Broker tips: Thomas Cook, Rio Tinto, Anglo American, BHP
Thomas Cook was under the cosh again on Friday a day after its shares tumbled on the back of a profit warning, as Citi downgraded it to 'sell' from 'neutral', arguing that the stock is basically worthless.
Thomas Cook fell sharply on Thursday after it said losses before tax widened to £1.46bn in the first half of the year from £303m the year before amid "challenging" conditions, and warned over second-half earnings. The group said the loss reflects a £1.1bn non-cash impairment of historic goodwill, largely related to the merger with MyTravel in 2007 which it has re-valued in light of the weak trading environment.
Stripping out the impairment, the underlying earnings before interest and tax loss increased to £245m from £170m.
Following the results, Citi slashed its price target on the travel company to zero from 28p, as it said option value is the only thing left in Thomas Cook equity. It said the outlook for FY19 was "significantly" weaker than expected, with guidance for underlying earnings before interest and tax below the second half of 2018.
Citi said that FY18 net debt of around £750m "implies zero equity value".
"We cut our underlying FY19E EBIT forecast from £221m to £163m (-26%) which drives underlying earnings per share -74% to 1.2p," the bank said.
"We fear that news of the £1bn write-down and the 'material uncertainties' comment from the auditors will unsettle consumers and drive further weakness in bookings (currently -12%).
"Although the group has longstanding hotel partners which have been supportive we fear that further weakness in the bonds/shares may also cause them to seek to tighten payment terms."
Analysts at Liberum took a fresh look at the mining sector on Friday, double-upgrading the likes of Rio Tinto, Anglo American and BHP to 'buy' as they outlined a "stark change" in their near-term forecasts for iron o
Following an analysis of the source of iron units that have fed the gap between weak Chinese iron ore imports and record crude steel production in China over the past year, they now saw iron ore prices averaging $90 a tonne over the first six months of 2019 and $110 per tonne during the second half of the year.
In fact, they now saw a risk that iron ore prices might shoot past $110 per tonne in the back half of 2019.
The investment bank pointed out how the Chinese steel industry has had to increasingly rely on unsustainable sources to provide its iron units, despite a rapidly growing recycling industry and accelerating scrap usage.
Nevertheless, for the near-term they retained a cautious stance on Chinese end-user demand.

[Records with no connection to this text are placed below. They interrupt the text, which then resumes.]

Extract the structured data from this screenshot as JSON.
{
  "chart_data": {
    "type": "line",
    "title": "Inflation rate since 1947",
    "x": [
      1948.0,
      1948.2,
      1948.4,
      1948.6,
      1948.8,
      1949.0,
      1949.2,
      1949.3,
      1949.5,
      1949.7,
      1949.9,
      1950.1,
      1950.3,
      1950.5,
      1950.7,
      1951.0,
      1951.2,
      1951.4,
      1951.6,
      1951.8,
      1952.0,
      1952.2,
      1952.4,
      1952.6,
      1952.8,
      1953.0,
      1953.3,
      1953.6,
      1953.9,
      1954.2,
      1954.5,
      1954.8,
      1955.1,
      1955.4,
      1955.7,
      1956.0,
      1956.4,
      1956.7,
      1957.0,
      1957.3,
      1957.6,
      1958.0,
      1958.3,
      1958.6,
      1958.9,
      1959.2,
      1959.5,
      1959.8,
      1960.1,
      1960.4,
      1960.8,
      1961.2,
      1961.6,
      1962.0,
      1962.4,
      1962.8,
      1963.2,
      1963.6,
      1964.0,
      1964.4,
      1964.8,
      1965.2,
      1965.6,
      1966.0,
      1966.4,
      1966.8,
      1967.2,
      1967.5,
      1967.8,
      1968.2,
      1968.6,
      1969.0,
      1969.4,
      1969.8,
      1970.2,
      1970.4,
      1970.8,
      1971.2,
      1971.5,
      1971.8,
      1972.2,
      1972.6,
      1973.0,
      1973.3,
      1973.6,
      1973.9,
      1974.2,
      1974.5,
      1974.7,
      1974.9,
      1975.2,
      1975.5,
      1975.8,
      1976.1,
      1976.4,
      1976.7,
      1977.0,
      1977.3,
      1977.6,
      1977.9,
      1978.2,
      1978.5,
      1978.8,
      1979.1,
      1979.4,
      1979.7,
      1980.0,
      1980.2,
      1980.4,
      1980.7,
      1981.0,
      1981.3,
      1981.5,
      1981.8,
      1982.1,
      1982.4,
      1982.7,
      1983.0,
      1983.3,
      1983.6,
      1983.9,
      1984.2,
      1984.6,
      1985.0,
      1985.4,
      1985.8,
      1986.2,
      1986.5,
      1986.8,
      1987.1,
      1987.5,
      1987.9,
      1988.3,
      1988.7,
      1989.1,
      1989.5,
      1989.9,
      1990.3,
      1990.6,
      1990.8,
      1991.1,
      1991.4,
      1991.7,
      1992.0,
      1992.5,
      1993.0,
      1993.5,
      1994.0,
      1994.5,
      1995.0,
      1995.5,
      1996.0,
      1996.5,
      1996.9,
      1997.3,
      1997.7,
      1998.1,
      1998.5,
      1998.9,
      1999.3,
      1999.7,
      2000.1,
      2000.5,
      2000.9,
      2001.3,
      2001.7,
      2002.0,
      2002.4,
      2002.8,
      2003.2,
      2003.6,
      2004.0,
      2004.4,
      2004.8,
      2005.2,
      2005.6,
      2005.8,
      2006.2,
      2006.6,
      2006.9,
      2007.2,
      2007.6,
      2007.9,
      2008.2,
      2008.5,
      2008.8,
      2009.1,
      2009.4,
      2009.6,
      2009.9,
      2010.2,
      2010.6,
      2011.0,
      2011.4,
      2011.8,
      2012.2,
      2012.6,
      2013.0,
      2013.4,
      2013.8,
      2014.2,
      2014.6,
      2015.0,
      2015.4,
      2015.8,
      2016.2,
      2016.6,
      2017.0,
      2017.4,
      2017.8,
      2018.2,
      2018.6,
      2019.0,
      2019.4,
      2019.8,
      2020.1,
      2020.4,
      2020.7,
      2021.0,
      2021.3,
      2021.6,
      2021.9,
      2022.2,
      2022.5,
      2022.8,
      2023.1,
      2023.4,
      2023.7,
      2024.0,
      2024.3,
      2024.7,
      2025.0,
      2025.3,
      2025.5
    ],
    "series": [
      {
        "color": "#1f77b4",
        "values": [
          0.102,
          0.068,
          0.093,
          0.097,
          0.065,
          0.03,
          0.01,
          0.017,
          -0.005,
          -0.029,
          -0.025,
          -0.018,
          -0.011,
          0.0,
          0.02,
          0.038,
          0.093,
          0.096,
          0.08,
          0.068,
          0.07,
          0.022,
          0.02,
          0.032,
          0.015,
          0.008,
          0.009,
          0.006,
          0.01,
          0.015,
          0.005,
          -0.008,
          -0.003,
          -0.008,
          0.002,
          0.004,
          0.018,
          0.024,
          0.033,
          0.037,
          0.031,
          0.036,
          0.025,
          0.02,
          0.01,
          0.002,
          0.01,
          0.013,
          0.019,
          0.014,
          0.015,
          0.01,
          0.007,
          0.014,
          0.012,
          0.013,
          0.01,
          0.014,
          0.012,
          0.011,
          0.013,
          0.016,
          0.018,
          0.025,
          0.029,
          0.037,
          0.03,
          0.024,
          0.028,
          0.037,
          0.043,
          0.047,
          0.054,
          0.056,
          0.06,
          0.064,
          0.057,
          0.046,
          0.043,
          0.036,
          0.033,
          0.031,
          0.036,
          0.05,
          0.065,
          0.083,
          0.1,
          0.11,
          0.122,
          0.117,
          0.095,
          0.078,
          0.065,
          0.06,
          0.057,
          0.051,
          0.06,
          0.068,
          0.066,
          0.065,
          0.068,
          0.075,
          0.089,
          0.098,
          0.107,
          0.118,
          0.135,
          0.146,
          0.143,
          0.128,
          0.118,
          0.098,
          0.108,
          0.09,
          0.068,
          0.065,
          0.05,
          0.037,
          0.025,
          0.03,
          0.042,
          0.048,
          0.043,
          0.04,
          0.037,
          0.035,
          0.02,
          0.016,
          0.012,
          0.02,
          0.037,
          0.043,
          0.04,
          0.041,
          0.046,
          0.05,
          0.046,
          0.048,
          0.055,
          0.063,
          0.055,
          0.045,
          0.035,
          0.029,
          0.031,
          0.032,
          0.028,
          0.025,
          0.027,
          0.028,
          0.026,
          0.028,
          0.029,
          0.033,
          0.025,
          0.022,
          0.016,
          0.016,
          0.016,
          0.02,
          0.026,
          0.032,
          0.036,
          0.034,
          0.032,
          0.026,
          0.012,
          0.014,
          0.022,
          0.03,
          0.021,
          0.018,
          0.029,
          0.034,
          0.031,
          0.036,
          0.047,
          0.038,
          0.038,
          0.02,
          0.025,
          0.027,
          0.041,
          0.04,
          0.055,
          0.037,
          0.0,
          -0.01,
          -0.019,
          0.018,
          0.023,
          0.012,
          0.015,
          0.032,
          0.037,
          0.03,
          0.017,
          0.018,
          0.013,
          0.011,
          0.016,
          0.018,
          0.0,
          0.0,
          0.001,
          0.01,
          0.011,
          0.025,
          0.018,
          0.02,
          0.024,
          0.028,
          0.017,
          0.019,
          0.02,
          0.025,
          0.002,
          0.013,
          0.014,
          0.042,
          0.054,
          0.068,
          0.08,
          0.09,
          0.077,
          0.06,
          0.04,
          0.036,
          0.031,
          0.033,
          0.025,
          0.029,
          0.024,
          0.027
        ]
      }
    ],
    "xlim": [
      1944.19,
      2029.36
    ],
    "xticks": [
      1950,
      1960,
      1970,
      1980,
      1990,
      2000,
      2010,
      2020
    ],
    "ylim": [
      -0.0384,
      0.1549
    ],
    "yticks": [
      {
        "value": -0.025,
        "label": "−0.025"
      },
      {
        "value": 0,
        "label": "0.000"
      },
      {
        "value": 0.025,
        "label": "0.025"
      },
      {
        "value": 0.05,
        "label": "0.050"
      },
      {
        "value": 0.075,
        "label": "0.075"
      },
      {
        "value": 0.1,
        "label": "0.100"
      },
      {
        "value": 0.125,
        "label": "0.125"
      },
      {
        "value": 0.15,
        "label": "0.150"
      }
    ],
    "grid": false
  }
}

And while the credit cycle was turning - with early signs similar to the last three major monetary stimulus - its analysts believed that a repeat in the size of the credit growth as seen in the past three cycles was "unlikely", but said that trade war pressures increased the possibility of "more accommodative monetary policy, which tends to be investment driven and more metal intensive than exports."
At an individual company level, Liberum double-upgraded Rio Tinto from 'sell' to 'buy' and hiked its target price on the group from £33 to £55, forecasting a full-year EBITDA of $28bn for the group, 40% above consensus estimates.
For Anglo American, Liberum saw the firm disproportionately benefiting from disruptions to the seaborne iron ore market from both a price perspective and lower freight rates, leading it up it from 'sell' to 'buy' also and raise its price target from £14 to £22.
As far as BHP was concerned, Liberum raised it from 'sell' to 'buy' and upped its target price from £13 to £20, forecasting EBITDA of $30.5bn for the year ended June 2020, 19% above consensus.